After I discovered “Our Kind of Ridiculous” a year after feeling ridiculous, I used it as a guide on how to feel better. In this essay, Laymon is talking about his neighbor Kurt, a poor white man who lived in the apartment above him while he studied in Pennsylvania. He’s talking about how at the age of 24 and coming from Mississippi, this is the most intimate he’s ever had to be with white folks in his entire life.
I’d be lying if I said I knew any white folks on a personal level prior to my eighteenth birthday. In fact, a lot of my southern living consisted of me staying away from said folks. My schools were always exclusively Mexican and black. I can’t say that I had many white teachers growing up. If I did, I don’t remember them. My family always lived in some area where everyone looked like us. When we moved and finally had white neighbors, they acted like they were scared to speak to us, like they were wondering how we got there.
Growing up in Dallas, I can’t say that I was eager to engage with Texas as a whole. Dallas is filled with Cutlasses and organized sports. The rest of Texas, on the other hand, is filled with redneck republicans who sit on slave plantations with their guns. I’ve always known its history, but the actuality of it remained an enigma to me. Most of my friends and family’s consensus was that white people are crazy, and as I grew into an older version of myself, as I stood inside of ice cream shops and was refused service, and as I had run-ins with officers in small cities like Cleveland, Texas, this consensus became more solidified by the second. These lists of bad encounters never made me want to know more. It was when I moved into my dorm room with two white girls and one Asian girl that I learned the severity of my private school choice. This was when I realized the next four years of my life would be either a lot of conforming or a lot of isolation.
I wish I had Laymon to be my teacher because no one I knew had dealt with this many white people on this level. They worked for them, but they didn’t have to converse with them. They didn’t have to learn together, and they most certainly didn’t have to live together.
I didn’t know how to communicate with them—I never had to. They didn’t know how to communicate with me—they never had to. I didn’t know how to smile nicely as they stood around me, watching like a hawk in the sky, like I was a social experiment, as I permed my hair and they asked questions like “oooh so that’s how you get your hair straight” or “I’ve never seen a black girl with straight hair.” I didn’t know how to react when one of them asked me if my cocoa butter lotion would make her skin dark. I didn’t know how to say anything without coming off as the angry black girl.

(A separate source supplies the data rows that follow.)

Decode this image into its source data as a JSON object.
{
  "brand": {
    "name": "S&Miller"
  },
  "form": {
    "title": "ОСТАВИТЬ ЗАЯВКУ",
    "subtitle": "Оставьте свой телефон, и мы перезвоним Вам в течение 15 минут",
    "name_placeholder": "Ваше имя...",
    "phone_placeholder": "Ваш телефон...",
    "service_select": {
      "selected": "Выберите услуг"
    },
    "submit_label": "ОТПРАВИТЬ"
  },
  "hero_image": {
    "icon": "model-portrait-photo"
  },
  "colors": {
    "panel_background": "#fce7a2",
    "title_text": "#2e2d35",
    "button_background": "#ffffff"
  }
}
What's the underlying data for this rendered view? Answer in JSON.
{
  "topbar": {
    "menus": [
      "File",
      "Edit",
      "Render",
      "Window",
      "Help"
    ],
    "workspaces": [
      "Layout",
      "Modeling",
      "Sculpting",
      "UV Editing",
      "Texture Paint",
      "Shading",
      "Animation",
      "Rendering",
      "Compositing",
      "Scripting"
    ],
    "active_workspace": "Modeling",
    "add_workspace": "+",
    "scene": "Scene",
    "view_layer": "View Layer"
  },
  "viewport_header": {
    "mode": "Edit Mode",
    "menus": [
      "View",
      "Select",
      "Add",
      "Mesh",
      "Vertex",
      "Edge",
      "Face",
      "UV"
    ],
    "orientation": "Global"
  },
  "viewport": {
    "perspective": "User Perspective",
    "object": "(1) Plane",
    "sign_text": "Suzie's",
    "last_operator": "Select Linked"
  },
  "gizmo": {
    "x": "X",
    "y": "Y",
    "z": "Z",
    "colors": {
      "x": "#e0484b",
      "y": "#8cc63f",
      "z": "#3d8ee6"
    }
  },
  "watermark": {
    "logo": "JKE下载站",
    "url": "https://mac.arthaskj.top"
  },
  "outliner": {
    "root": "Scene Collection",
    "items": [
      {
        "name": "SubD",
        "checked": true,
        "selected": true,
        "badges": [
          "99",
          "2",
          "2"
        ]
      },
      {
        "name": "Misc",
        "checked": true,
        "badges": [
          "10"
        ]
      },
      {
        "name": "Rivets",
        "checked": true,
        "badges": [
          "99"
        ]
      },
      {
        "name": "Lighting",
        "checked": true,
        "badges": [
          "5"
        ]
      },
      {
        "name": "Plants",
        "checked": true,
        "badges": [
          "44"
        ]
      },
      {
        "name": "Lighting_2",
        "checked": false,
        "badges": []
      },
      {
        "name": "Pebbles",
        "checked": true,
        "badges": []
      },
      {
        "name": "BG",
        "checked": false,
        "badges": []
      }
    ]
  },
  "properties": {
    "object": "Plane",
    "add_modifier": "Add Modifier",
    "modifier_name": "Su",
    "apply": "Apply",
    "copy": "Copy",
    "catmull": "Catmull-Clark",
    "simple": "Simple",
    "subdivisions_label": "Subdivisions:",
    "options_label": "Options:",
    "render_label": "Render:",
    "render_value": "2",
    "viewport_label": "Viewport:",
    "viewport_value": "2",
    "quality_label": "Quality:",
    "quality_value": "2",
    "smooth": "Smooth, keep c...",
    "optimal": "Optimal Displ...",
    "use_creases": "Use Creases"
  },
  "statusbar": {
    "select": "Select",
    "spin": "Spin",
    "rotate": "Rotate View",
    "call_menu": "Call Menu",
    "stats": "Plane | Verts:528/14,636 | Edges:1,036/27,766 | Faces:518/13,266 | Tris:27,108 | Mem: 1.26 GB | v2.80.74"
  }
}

And these people definitely weren’t the worst of white folks; they were good people. But they definitely had the prototype of blonde hair, blue-eyed, smooth-sailing living, who had never been confronted with their ideas of what they thought black folks were until I came along, who have never understood the concept of microaggressions and how they feel like attacks just the same.
In “Our Kind of Ridiculous” Laymon and Kurt have this encounter where Kurt projects all of his black man stereotypes onto him. He’s asking him how to pronounce his name, if people get shot a lot where he’s from, and when he’s done, he looks Laymon right in the eyes and says “I’m serious. Yous are different. Yous ain’t like your kind.” My entire college career has felt like I’m under a microscope to not be like my “kind.” Although I am exactly, if not passionately, like my “kind,” and that being like my “kind” is the best thing that I have ever been.
I usually fight back in my writing, but Laymon fights back in the flesh as well as in the prose. So when he grips Kurt’s bony shoulder and asks him if his greasy mullet, his two in-house partners, his caved-in chest, his white BeBe's kids, and his belief in niggers made him different than his kind, and when Kurt replies with “I ain’t racist,” I know that this is something that will never go away and I know that Laymon has worked hard on speaking up, too.
The way he interacts with white folks is way better than mine. It may have been my youth that caused me to withdraw. Or it may have been me knowing that if I didn’t withdraw, I would have exploded.
Those times he reacted with force, I wish I had the nerve. Those times he reacted with tears after he was embarrassed by white cops and white girlfriends, I wish I were as strong. He spends a lot of time in this book educating in ways that I’ve never had the patience for. He discovers elements about who he is through a linear theme that has embedded itself into his lifestyle, and through these revelations, he shows us that “blackness is not probable cause.”
For a long time, I felt like it was. I felt like I could not speak the way I spoke because a) I would be meeting the “urban” expectations the majority has placed upon me and b) I didn’t feel like explaining what something I said means. I was tired of repeating myself. I was tired of not really being listened to. I represent a very particular, often overlooked part of black American existence, and I’ve had to work hard at not compromising myself. I spend a lot of time wondering whether what I am saying resonates with home, and most importantly with black folks back home who I left and came back to with open arms. These are the only people I want to make proud. I know home is a place that can never be erased from my words. And I am reminded when I read this book that “We black Southerners, through life, love, and labor, are the generators and architects of American music, narrative, language, capital, and morality.” And I know that I have to keep going because no matter how I am confronted with my reflection, “I am a black Southern artist. Our tradition is responsible for me, and I am responsible to it.”